I DO understand what you're saying. And I think you're wrong. And I explained, in detail, why I think you're wrong. You can not like my opinion, but you can't pretend I missed the point of what you said. I got the point, most assuredly. And, I think your point is faulty.
The feeling's mutual. When I am telling you that your data is subjective because it is partial and biased (which is actually the exact definition of "subjective", by the way), and that you basically brush it off with an opening salvo declaring I'm just making an argument based on faith because I'd be some sort of extremist or whatnot (when we are actually not talking about the game's iteration I play, run and design game materials for currently), repeating the same bits of partial, biased data intimating it's better than none at all, when I am most definitely not making ANY pronunciation one way or the other as some sort of objective fact, pointing out instead that your data sample IS partial and biased and that the only thing I could oppose to that are my gut feelings - which I pointed out, explicitly - you come off to me as an asshole pretending he doesn't get what I was just saying.
So... yeah. The feeling, or frustration, whatever you want to call it, is mutual at this point.
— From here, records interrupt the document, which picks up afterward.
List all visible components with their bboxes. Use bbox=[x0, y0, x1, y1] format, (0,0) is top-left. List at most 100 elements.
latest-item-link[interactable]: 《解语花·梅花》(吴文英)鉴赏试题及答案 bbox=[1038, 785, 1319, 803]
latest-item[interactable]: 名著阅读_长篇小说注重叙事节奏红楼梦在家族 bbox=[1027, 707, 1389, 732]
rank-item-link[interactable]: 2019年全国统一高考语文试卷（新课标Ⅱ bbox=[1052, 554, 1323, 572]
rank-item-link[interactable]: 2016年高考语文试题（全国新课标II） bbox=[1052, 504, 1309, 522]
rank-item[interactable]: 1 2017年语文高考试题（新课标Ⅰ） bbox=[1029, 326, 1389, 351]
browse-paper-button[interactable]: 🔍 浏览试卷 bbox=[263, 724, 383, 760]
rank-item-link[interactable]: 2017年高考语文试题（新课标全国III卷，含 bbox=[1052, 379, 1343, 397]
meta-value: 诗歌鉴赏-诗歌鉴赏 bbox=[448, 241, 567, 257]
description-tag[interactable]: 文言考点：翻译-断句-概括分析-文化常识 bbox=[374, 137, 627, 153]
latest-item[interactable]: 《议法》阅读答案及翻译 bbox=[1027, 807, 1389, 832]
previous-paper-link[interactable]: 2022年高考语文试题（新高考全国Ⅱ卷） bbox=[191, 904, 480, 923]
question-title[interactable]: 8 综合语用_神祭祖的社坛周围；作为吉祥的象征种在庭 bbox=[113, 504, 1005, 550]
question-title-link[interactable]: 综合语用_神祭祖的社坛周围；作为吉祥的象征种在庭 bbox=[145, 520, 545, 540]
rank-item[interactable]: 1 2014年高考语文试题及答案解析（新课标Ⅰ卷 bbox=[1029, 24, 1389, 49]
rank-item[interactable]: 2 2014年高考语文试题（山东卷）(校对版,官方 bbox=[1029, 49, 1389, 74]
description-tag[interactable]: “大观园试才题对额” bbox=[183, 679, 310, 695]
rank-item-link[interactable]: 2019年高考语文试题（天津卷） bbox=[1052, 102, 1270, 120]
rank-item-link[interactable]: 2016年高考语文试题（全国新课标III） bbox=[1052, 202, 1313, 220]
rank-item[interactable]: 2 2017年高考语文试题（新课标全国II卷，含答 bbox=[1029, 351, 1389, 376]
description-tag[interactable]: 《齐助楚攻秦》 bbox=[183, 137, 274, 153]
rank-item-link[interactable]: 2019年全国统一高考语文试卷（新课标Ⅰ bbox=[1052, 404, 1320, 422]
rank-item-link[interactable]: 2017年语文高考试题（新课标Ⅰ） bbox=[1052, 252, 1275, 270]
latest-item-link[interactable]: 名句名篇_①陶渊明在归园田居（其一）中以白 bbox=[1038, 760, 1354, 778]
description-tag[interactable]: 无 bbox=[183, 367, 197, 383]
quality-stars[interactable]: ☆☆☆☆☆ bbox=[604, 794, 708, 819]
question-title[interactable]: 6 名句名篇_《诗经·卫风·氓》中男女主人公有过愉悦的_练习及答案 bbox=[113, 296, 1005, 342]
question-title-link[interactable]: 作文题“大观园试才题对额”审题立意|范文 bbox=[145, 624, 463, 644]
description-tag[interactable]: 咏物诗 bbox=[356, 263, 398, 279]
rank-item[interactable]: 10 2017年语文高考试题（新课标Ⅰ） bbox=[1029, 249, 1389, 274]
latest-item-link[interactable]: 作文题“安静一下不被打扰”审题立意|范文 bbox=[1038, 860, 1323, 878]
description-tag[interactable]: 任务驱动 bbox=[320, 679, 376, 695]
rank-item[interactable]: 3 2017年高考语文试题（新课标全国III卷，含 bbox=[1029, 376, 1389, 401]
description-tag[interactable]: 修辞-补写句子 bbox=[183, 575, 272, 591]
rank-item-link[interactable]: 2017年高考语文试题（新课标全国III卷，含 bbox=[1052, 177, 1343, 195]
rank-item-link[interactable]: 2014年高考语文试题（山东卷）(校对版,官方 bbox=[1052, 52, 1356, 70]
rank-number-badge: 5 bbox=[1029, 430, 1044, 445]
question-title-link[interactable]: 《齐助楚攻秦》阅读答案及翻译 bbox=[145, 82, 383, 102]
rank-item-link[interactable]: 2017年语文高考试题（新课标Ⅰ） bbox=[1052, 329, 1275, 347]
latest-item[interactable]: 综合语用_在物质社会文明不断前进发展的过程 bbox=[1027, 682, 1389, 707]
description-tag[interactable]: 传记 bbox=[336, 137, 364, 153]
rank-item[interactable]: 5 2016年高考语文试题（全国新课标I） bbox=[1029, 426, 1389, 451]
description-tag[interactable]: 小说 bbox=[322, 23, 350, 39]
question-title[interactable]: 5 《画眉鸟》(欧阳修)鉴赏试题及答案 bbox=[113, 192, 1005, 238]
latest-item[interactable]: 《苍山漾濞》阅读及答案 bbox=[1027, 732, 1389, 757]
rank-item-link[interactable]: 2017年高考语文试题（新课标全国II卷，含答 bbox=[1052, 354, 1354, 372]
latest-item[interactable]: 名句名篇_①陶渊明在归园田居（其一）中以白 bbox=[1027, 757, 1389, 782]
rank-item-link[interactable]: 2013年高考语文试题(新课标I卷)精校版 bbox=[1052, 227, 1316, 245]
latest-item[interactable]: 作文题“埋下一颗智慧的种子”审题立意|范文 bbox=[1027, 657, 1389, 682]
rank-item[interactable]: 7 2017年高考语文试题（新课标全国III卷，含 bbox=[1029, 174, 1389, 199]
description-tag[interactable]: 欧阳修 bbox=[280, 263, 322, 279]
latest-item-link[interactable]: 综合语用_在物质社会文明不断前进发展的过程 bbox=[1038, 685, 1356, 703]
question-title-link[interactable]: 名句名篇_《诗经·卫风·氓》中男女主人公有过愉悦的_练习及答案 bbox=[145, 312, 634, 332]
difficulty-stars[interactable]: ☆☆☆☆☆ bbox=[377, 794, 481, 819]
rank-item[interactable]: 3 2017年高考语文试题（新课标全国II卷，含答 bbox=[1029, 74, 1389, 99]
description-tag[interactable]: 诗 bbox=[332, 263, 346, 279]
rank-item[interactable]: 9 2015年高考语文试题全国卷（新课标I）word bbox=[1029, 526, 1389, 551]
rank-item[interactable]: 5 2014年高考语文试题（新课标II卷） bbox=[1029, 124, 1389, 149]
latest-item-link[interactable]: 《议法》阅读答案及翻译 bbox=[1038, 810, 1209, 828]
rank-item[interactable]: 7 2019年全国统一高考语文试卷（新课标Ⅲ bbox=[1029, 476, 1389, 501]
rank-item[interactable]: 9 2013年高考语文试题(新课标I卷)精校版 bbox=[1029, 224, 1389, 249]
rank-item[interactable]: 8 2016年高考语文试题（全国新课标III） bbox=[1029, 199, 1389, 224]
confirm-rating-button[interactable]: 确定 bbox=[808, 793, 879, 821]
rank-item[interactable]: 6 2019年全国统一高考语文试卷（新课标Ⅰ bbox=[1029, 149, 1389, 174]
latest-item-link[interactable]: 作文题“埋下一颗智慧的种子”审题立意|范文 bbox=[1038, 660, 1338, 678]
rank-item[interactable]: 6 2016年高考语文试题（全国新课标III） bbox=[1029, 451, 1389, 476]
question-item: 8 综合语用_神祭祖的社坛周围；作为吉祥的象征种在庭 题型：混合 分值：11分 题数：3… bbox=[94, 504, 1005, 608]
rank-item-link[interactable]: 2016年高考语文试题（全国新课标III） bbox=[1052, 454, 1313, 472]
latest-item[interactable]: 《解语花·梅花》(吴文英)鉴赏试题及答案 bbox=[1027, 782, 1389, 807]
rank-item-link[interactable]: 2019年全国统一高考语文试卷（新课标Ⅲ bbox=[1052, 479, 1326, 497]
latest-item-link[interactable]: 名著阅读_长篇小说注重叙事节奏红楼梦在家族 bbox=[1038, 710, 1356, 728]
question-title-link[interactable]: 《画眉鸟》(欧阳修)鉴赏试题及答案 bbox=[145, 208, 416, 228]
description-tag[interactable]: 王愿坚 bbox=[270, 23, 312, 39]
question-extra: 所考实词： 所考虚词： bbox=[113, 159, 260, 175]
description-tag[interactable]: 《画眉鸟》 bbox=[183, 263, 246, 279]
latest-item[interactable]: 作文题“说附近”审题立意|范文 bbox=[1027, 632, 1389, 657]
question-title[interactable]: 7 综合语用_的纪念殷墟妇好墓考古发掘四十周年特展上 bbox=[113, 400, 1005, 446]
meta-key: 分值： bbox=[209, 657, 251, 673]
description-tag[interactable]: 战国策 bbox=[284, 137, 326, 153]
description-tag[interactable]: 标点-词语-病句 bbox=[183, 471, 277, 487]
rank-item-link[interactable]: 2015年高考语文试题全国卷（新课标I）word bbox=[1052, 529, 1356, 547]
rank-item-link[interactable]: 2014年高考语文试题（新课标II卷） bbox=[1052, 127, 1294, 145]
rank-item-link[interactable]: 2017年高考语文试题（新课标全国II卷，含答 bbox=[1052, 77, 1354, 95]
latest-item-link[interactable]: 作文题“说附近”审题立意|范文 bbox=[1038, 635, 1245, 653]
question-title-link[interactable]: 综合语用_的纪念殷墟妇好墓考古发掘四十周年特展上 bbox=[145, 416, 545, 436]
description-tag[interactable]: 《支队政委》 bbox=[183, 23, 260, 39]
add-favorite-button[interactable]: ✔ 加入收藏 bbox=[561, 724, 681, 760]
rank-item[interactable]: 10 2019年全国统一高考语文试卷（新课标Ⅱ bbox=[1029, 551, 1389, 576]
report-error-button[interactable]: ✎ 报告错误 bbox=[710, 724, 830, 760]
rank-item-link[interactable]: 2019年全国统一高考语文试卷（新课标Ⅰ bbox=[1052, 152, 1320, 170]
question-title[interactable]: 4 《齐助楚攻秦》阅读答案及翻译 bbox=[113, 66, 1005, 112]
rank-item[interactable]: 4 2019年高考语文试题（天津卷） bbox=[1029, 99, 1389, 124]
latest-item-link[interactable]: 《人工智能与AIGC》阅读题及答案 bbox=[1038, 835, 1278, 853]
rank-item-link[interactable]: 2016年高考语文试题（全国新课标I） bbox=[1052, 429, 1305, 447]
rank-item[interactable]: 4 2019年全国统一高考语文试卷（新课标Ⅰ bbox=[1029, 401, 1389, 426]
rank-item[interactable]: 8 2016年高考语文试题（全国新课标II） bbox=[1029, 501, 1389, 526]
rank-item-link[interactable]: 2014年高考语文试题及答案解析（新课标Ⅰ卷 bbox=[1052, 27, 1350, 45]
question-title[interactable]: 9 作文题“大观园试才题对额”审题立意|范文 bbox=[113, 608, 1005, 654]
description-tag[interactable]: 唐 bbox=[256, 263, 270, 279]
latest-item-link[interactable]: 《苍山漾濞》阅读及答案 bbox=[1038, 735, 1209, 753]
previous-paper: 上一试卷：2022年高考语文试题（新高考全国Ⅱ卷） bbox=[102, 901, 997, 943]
Quote from: MeTwinks who do not respect the idea that the GM is there to set standards and referee on those standards are not going to respect that idea if it's reiterated on paper.
Quote from: Warboss Squee;684345True, but you shouldn't play with assholes like that anyway.
That was kinda my point.
jg
Quote from: James Gillen;684704That was kinda my point.
jg
Some things are worth being blunt about.